After investigative services or internal affairs is activated, the officer is usually referred to a counselor or psychologist for assessment.
“We’re not trained, nor is it our job, to determine whether or not the shooting incident itself is within policy or not, or varied from training or not,” Kevin Jablonski, chief psychologist, commanding officer of Behavioral Science Services and a 21-year veteran of the LAPD, said. “It is to talk to them about their experience both during and afterward, and — with our history and expertise — to see if their coping is within normal limits.”
CHP hires a “non-uniformed” resource to come in after a shooting has taken place to evaluate the officer and determine if he or she is fit to return to duty, Watson said.
“A lot of people aren’t aware of how extensive the investigations are and then the aftermath of an investigation,” he said. “A lot of officers throughout the nation that are involved in a combat shooting on duty never return to service. It’s not something that an officer wants to be involved in, and it can affect every single officer differently.”

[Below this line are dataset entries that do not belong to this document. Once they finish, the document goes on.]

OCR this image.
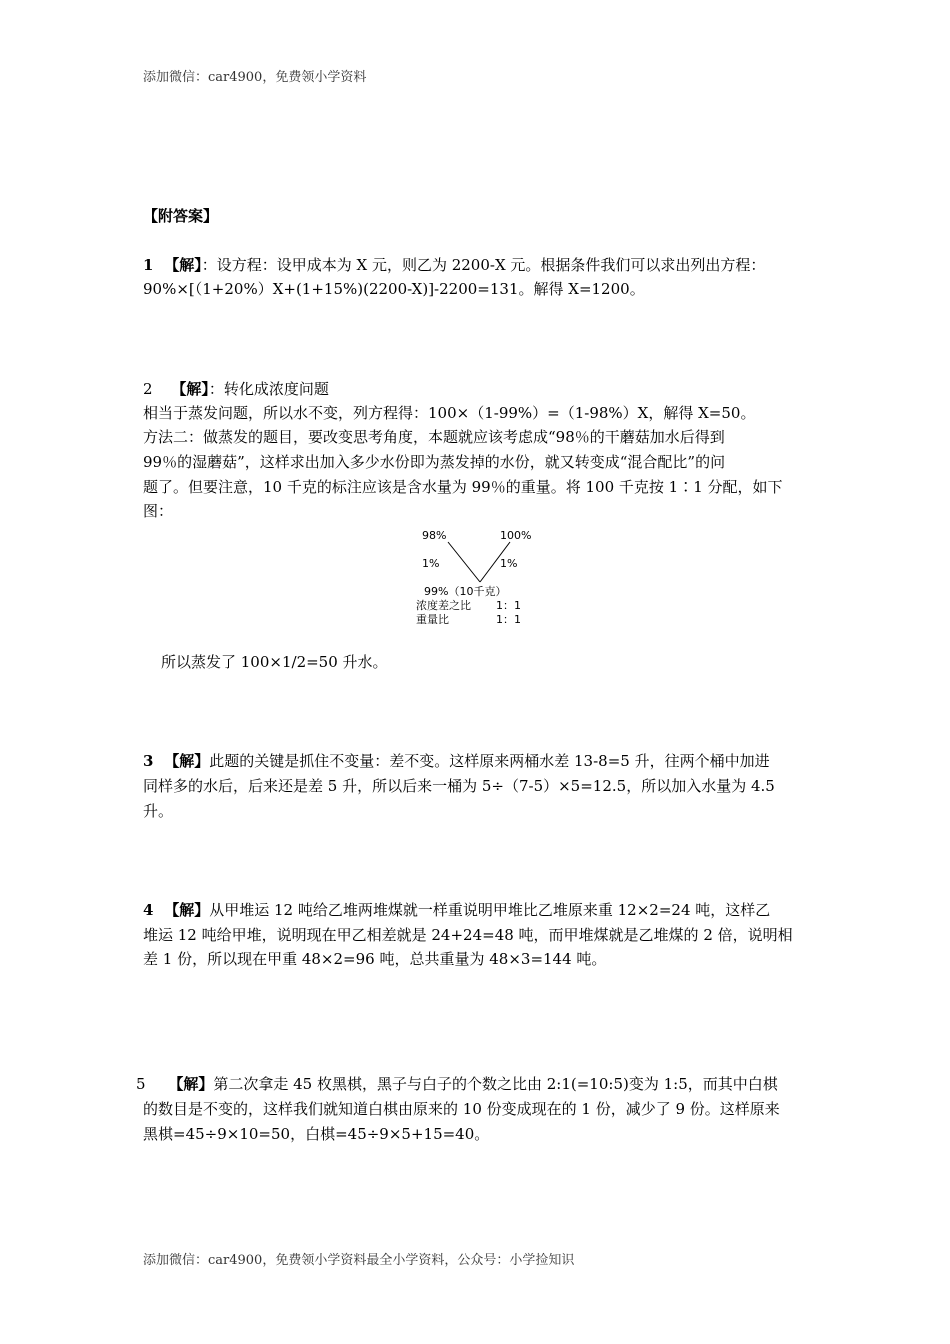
添加微信：car4900，免费领小学资料
【附答案】
1 【解】：设方程：设甲成本为 X 元，则乙为 2200-X 元。根据条件我们可以求出列出方程：
90%×[（1+20%）X+(1+15%)(2200-X)]-2200=131。解得 X=1200。
2 【解】：转化成浓度问题
相当于蒸发问题，所以水不变，列方程得：100×（1-99%）=（1-98%）X，解得 X=50。
方法二：做蒸发的题目，要改变思考角度，本题就应该考虑成“98％的干蘑菇加水后得到
99％的湿蘑菇”，这样求出加入多少水份即为蒸发掉的水份，就又转变成“混合配比”的问
题了。但要注意，10 千克的标注应该是含水量为 99％的重量。将 100 千克按 1∶1 分配，如下
图：
98%	100%
1%	1%
99%（10千克）
浓度差之比 1：1
重量比	1：1
所以蒸发了 100×1/2=50 升水。
3 【解】此题的关键是抓住不变量：差不变。这样原来两桶水差 13-8=5 升，往两个桶中加进
同样多的水后，后来还是差 5 升，所以后来一桶为 5÷（7-5）×5=12.5，所以加入水量为 4.5
升。
4 【解】从甲堆运 12 吨给乙堆两堆煤就一样重说明甲堆比乙堆原来重 12×2=24 吨，这样乙
堆运 12 吨给甲堆，说明现在甲乙相差就是 24+24=48 吨，而甲堆煤就是乙堆煤的 2 倍，说明相
差 1 份，所以现在甲重 48×2=96 吨，总共重量为 48×3=144 吨。
5 【解】第二次拿走 45 枚黑棋，黑子与白子的个数之比由 2:1(=10:5)变为 1:5，而其中白棋
的数目是不变的，这样我们就知道白棋由原来的 10 份变成现在的 1 份，减少了 9 份。这样原来
黑棋=45÷9×10=50，白棋=45÷9×5+15=40。
添加微信：car4900，免费领小学资料最全小学资料，公众号：小学捡知识
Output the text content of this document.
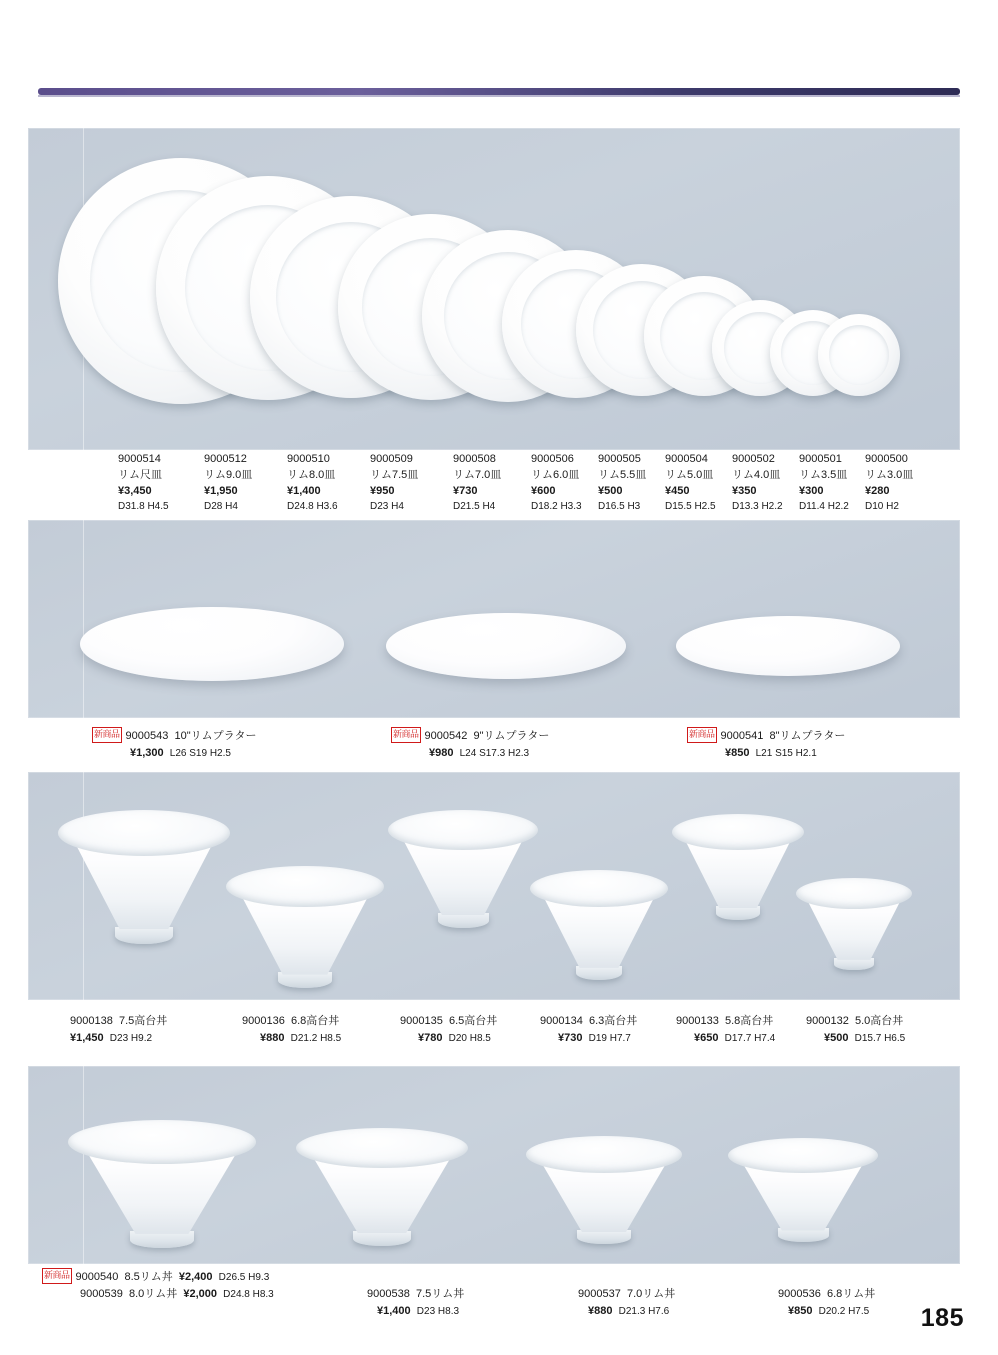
9000514
リム尺皿
¥3,450
D31.8 H4.5
9000512
リム9.0皿
¥1,950
D28 H4
9000510
リム8.0皿
¥1,400
D24.8 H3.6
9000509
リム7.5皿
¥950
D23 H4
9000508
リム7.0皿
¥730
D21.5 H4
9000506
リム6.0皿
¥600
D18.2 H3.3
9000505
リム5.5皿
¥500
D16.5 H3
9000504
リム5.0皿
¥450
D15.5 H2.5
9000502
リム4.0皿
¥350
D13.3 H2.2
9000501
リム3.5皿
¥300
D11.4 H2.2
9000500
リム3.0皿
¥280
D10 H2
新商品 9000543 10"リムプラター
¥1,300 L26 S19 H2.5
新商品 9000542 9"リムプラター
¥980 L24 S17.3 H2.3
新商品 9000541 8"リムプラター
¥850 L21 S15 H2.1
9000138 7.5高台丼
¥1,450 D23 H9.2
9000136 6.8高台丼
¥880 D21.2 H8.5
9000135 6.5高台丼
¥780 D20 H8.5
9000134 6.3高台丼
¥730 D19 H7.7
9000133 5.8高台丼
¥650 D17.7 H7.4
9000132 5.0高台丼
¥500 D15.7 H6.5
新商品 9000540 8.5リム丼 ¥2,400 D26.5 H9.3
9000539 8.0リム丼 ¥2,000 D24.8 H8.3	9000538 7.5リム丼
¥1,400 D23 H8.3
9000537 7.0リム丼
¥880 D21.3 H7.6
9000536 6.8リム丼
¥850 D20.2 H7.5 185
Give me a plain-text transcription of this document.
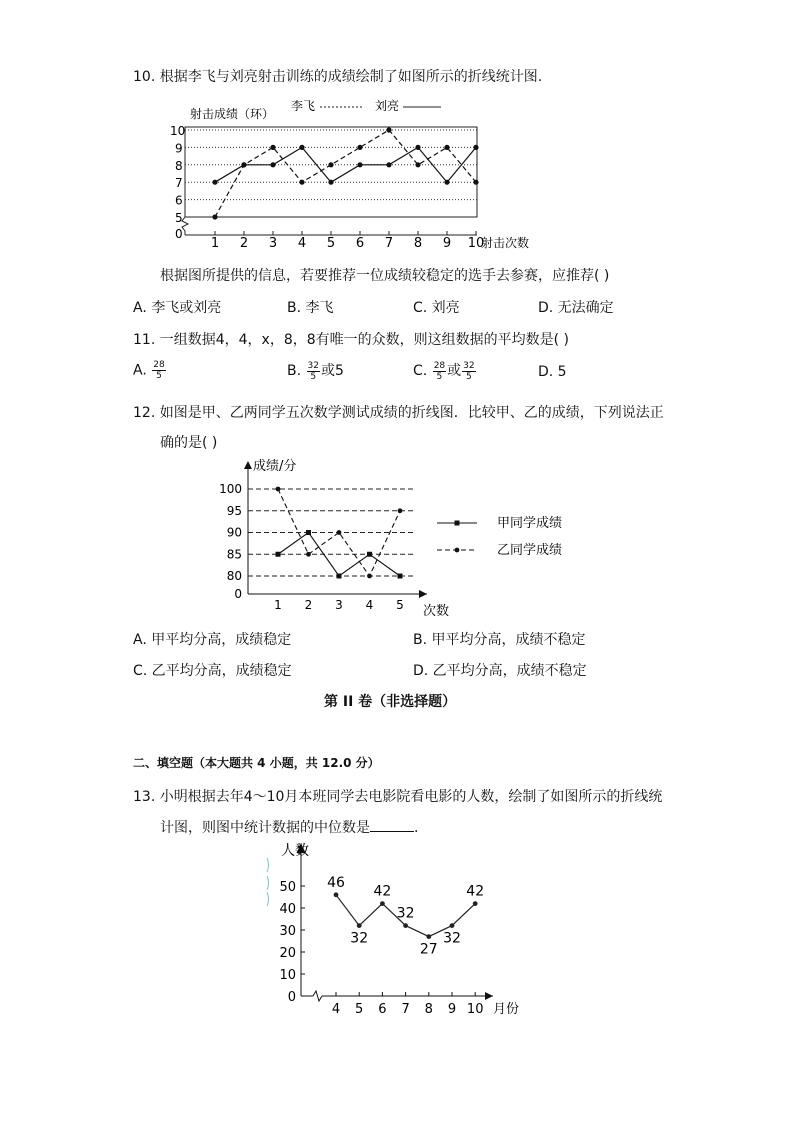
10. 根据李飞与刘亮射击训练的成绩绘制了如图所示的折线统计图.
0
5
6
7
8
9
10
1 2 3 4 5 6 7 8 9 10
射击次数
射击成绩（环）
李飞	刘亮
根据图所提供的信息，若要推荐一位成绩较稳定的选手去参赛，应推荐( )
A. 李飞或刘亮	B. 李飞	C. 刘亮	D. 无法确定
11. 一组数据4，4，x，8，8有唯一的众数，则这组数据的平均数是( )
A. $\frac{28}{5}$	B. $\frac{32}{5}$ 或5	C. $\frac{28}{5}$ 或 $\frac{32}{5}$	D. 5
12. 如图是甲、乙两同学五次数学测试成绩的折线图．比较甲、乙的成绩，下列说法正
确的是( )
0
80
85
90
95
100
1 2 3 4 5
成绩/分
次数
甲同学成绩
乙同学成绩
A. 甲平均分高，成绩稳定	B. 甲平均分高，成绩不稳定
C. 乙平均分高，成绩稳定	D. 乙平均分高，成绩不稳定
第 II 卷（非选择题）
二、填空题（本大题共 4 小题，共 12.0 分）
13. 小明根据去年4～10月本班同学去电影院看电影的人数，绘制了如图所示的折线统
计图，则图中统计数据的中位数是	.
0
10
20
30
40
50
4 5 6 7 8 9 10
人数
月份
46
32
42
32
27
32
42
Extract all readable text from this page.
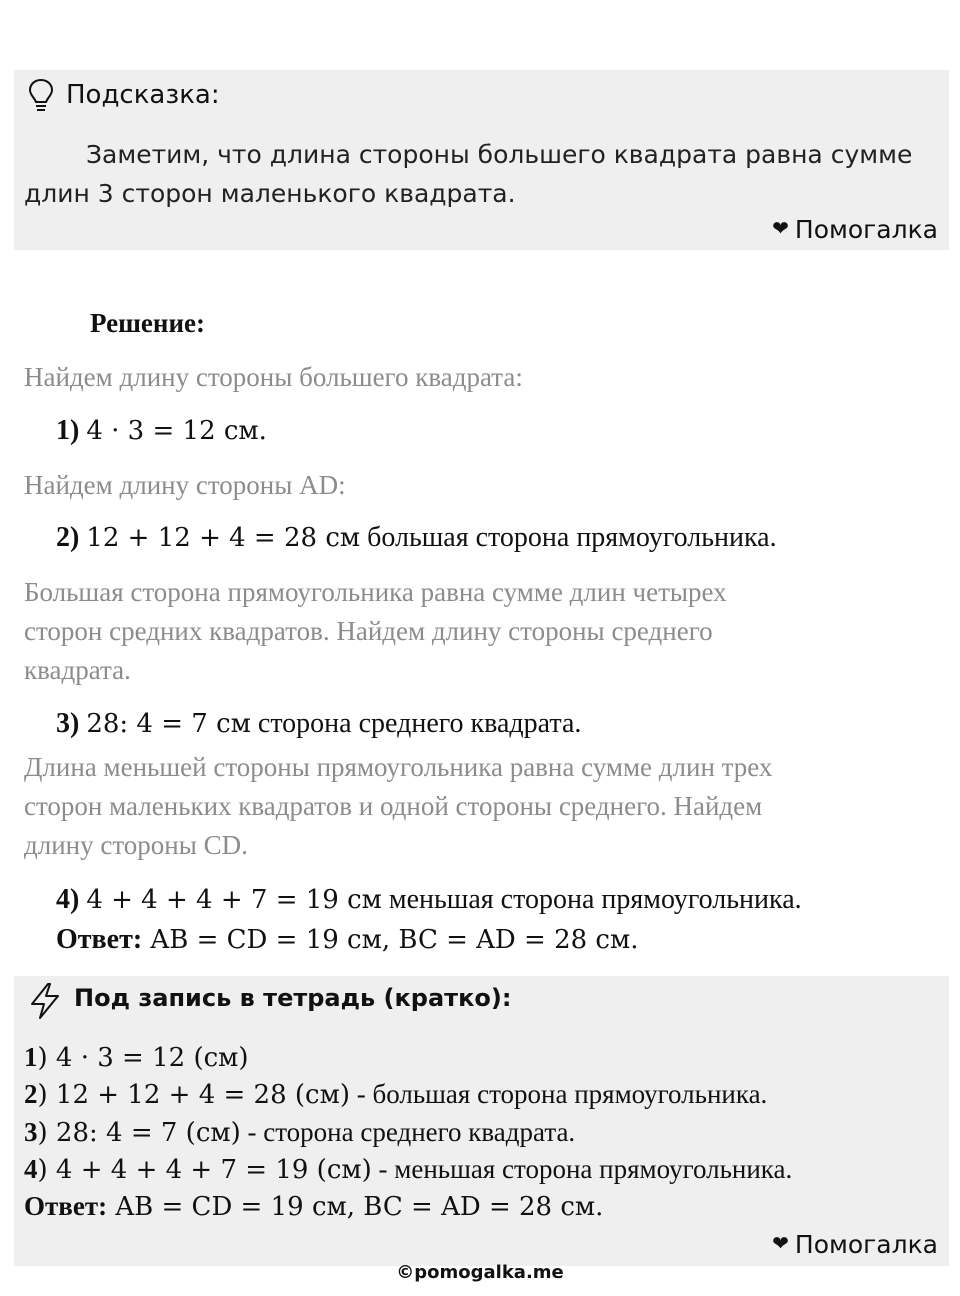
Подсказка:
Заметим, что длина стороны большего квадрата равна сумме
длин 3 сторон маленького квадрата.
❤ Помогалка
Решение:
Найдем длину стороны большего квадрата:
1) 4 · 3 = 12 см.
Найдем длину стороны AD:
2) 12 + 12 + 4 = 28 см большая сторона прямоугольника.
Большая сторона прямоугольника равна сумме длин четырех
сторон средних квадратов. Найдем длину стороны среднего
квадрата.
3) 28: 4 = 7 см сторона среднего квадрата.
Длина меньшей стороны прямоугольника равна сумме длин трех
сторон маленьких квадратов и одной стороны среднего. Найдем
длину стороны CD.
4) 4 + 4 + 4 + 7 = 19 см меньшая сторона прямоугольника.
Ответ: AB = CD = 19 см, BC = AD = 28 см.
Под запись в тетрадь (кратко):
1) 4 · 3 = 12 (см)
2) 12 + 12 + 4 = 28 (см) - большая сторона прямоугольника.
3) 28: 4 = 7 (см) - сторона среднего квадрата.
4) 4 + 4 + 4 + 7 = 19 (см) - меньшая сторона прямоугольника.
Ответ: AB = CD = 19 см, BC = AD = 28 см.
❤ Помогалка
©pomogalka.me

MOVING FORWARD WITH UNDERSTANDING
“We know that the majority of police shootings happen within smaller departments,” Lowery said. “It’s not these huge professionalized departments. It’s not New York and Chicago killing the most people, right, it’s — insert random sheriff deputy in random place.”
The 2016 count is still on the rise, passing 736 as of Oct. 6. The Washington Post is trying to add information on all the officers involved in a fatal shooting. They are still waiting for the results of nearly 400 open-records requests from police departments across the country. One thing is for sure, Jablonski said: Public attention is at an all-time high.
“I believe that there’s an increase in shootings, but there’s also greater attention, bringing them to light, and those two factors together make them more present in the mind of the public,” he said.
The overwhelming focus is on whether these shootings are justified or not, Brown said, and “in the United States, as well in California, Graham v. Conner is the benchmark U.S. Supreme Court standard for use of force.”
According to Graham v. Conner, “the ‘reasonableness’ of a particular use of force must be judged from the perspective of a reasonable officer on the scene, and its calculus must embody an allowance for the fact that police officers are often forced to make split-second decisions about the amount of force necessary in a particular situation.”
“These events cannot be solely judged with 20/20 hindsight,” Brown said. “Use of force incidents are very fluid; they’re ever-changing and lots of times they will require a split-second judgment.”
The decisions made by police officers on whether to kill another human being have never been under a brighter spotlight than they are now, Lowery said.
“You have this combination of social media and video that have come together in this way that is deeply deeply powerful,” he said, “and I think that that has forced a conversation that many people were not ready for or were not comfortable with, but that is an important conversation for us to be having.”